On the 14th October the following year he was transferred to “B” Company of the 18th Battalion Rifle Brigade and just over one month later (on 25th November 1915) he found himself embarking at Devonport in Devon for service overseas. He disembarked at Rangoon in Burma on 5th January 1916 and served there for the remainder of the war.
It is of course well known that fighting in The First World War officially ended at 11am on 11th November 1918 (the famous 11th hour of the eleventh day of the eleventh month), but it is sometimes forgotten that deaths did not then end immediately. So it proved in this case because, although James had managed to survive the conflict, it was not until 10th December 1918 (just four weeks after the Armistice) that he died at the age of 46 in Rangoon before he could be discharged from the Army. Consequently his death was regarded as a war death and he was buried in Rangoon Cantonment Cemetery.
It was not until June 1922 that his widow Fanny, then living at Stockwell in South London, received his British War Medal. The delay appears to have been caused by some rather sloppy record keeping on the Army’s part, Private James Frederick Rayment having apparently been confused with another deceased soldier of the same name.

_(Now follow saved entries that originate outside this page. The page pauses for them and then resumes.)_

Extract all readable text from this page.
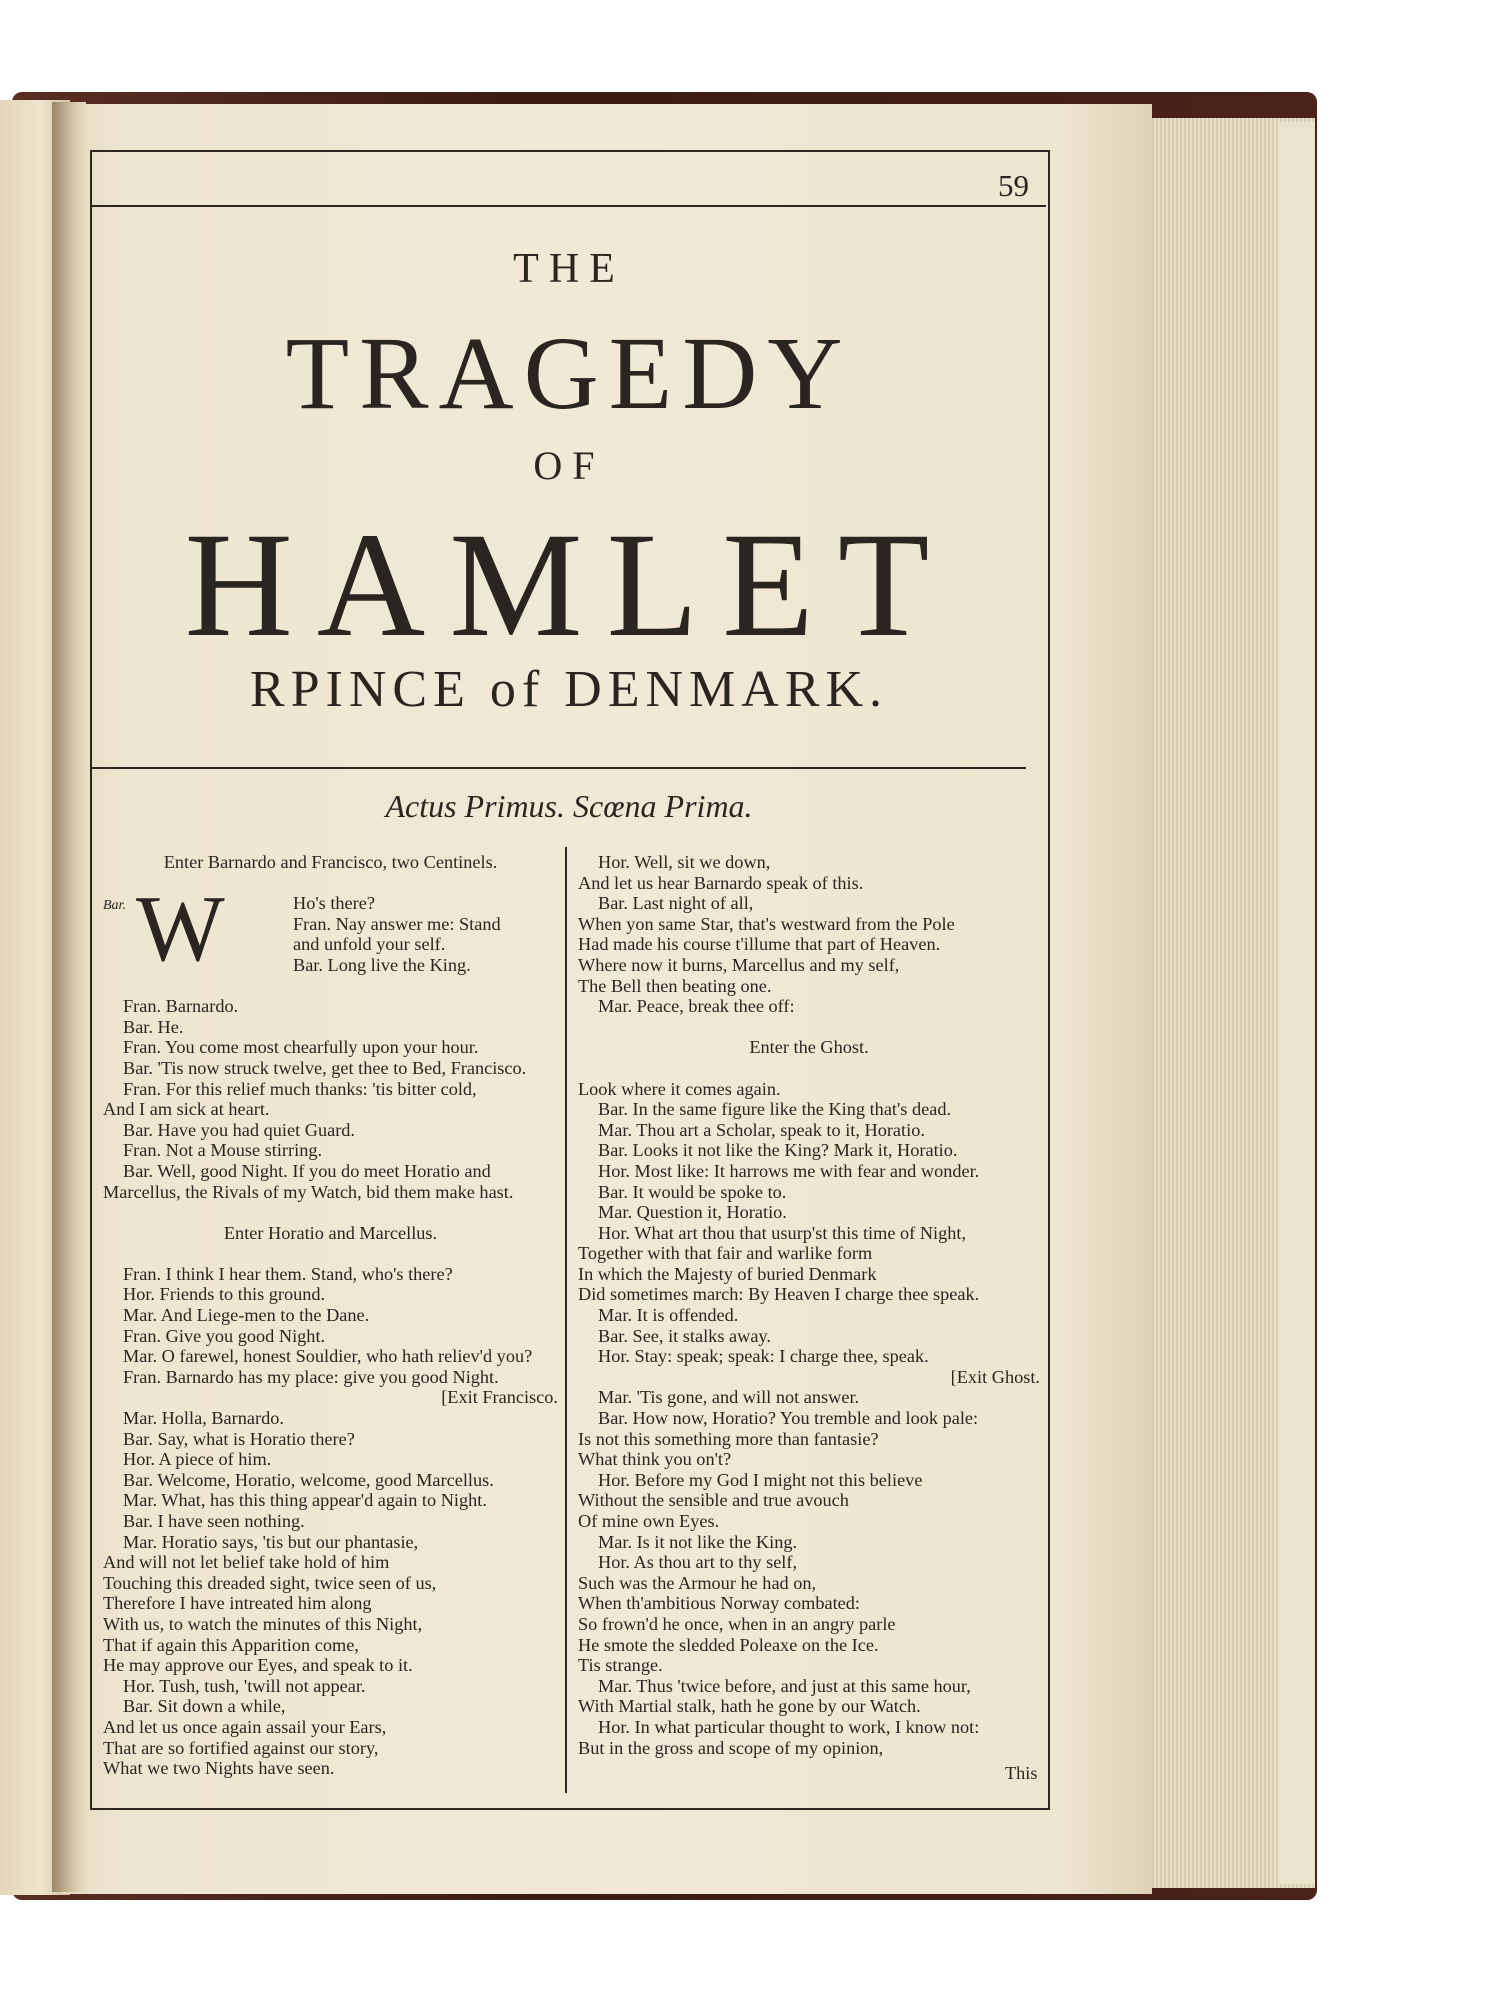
59
THE
TRAGEDY
OF
HAMLET
RPINCE of DENMARK.
Actus Primus. Scœna Prima.
Bar. W
Enter Barnardo and Francisco, two Centinels.
Ho's there?
Fran. Nay answer me: Stand
and unfold your self.
Bar. Long live the King.
Fran. Barnardo.
Bar. He.
Fran. You come most chearfully upon your hour.
Bar. 'Tis now struck twelve, get thee to Bed, Francisco.
Fran. For this relief much thanks: 'tis bitter cold,
And I am sick at heart.
Bar. Have you had quiet Guard.
Fran. Not a Mouse stirring.
Bar. Well, good Night. If you do meet Horatio and
Marcellus, the Rivals of my Watch, bid them make hast.
Enter Horatio and Marcellus.
Fran. I think I hear them. Stand, who's there?
Hor. Friends to this ground.
Mar. And Liege-men to the Dane.
Fran. Give you good Night.
Mar. O farewel, honest Souldier, who hath reliev'd you?
Fran. Barnardo has my place: give you good Night.
[Exit Francisco.
Mar. Holla, Barnardo.
Bar. Say, what is Horatio there?
Hor. A piece of him.
Bar. Welcome, Horatio, welcome, good Marcellus.
Mar. What, has this thing appear'd again to Night.
Bar. I have seen nothing.
Mar. Horatio says, 'tis but our phantasie,
And will not let belief take hold of him
Touching this dreaded sight, twice seen of us,
Therefore I have intreated him along
With us, to watch the minutes of this Night,
That if again this Apparition come,
He may approve our Eyes, and speak to it.
Hor. Tush, tush, 'twill not appear.
Bar. Sit down a while,
And let us once again assail your Ears,
That are so fortified against our story,
What we two Nights have seen.
Hor. Well, sit we down,
And let us hear Barnardo speak of this.
Bar. Last night of all,
When yon same Star, that's westward from the Pole
Had made his course t'illume that part of Heaven.
Where now it burns, Marcellus and my self,
The Bell then beating one.
Mar. Peace, break thee off:
Enter the Ghost.
Look where it comes again.
Bar. In the same figure like the King that's dead.
Mar. Thou art a Scholar, speak to it, Horatio.
Bar. Looks it not like the King? Mark it, Horatio.
Hor. Most like: It harrows me with fear and wonder.
Bar. It would be spoke to.
Mar. Question it, Horatio.
Hor. What art thou that usurp'st this time of Night,
Together with that fair and warlike form
In which the Majesty of buried Denmark
Did sometimes march: By Heaven I charge thee speak.
Mar. It is offended.
Bar. See, it stalks away.
Hor. Stay: speak; speak: I charge thee, speak.
[Exit Ghost.
Mar. 'Tis gone, and will not answer.
Bar. How now, Horatio? You tremble and look pale:
Is not this something more than fantasie?
What think you on't?
Hor. Before my God I might not this believe
Without the sensible and true avouch
Of mine own Eyes.
Mar. Is it not like the King.
Hor. As thou art to thy self,
Such was the Armour he had on,
When th'ambitious Norway combated:
So frown'd he once, when in an angry parle
He smote the sledded Poleaxe on the Ice.
Tis strange.
Mar. Thus 'twice before, and just at this same hour,
With Martial stalk, hath he gone by our Watch.
Hor. In what particular thought to work, I know not:
But in the gross and scope of my opinion,
This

In 1948 his grave, together with the graves of 35 other Commonwealth servicemen who died in Rangoon during the First World War, was moved from its original location at the Cantonment Cemetery into the new Rangoon War Cemetery situated some 5 miles (8 kilometres) from the port at Rangoon, Burma (currently known as Yangon, Myanmar) and so he now lies in plot 4.G.5., where his grave is maintained by the Commonwealth War Graves Commission.
There are no known photographs or pictures of James, but a photograph of his final resting place is shown above (left).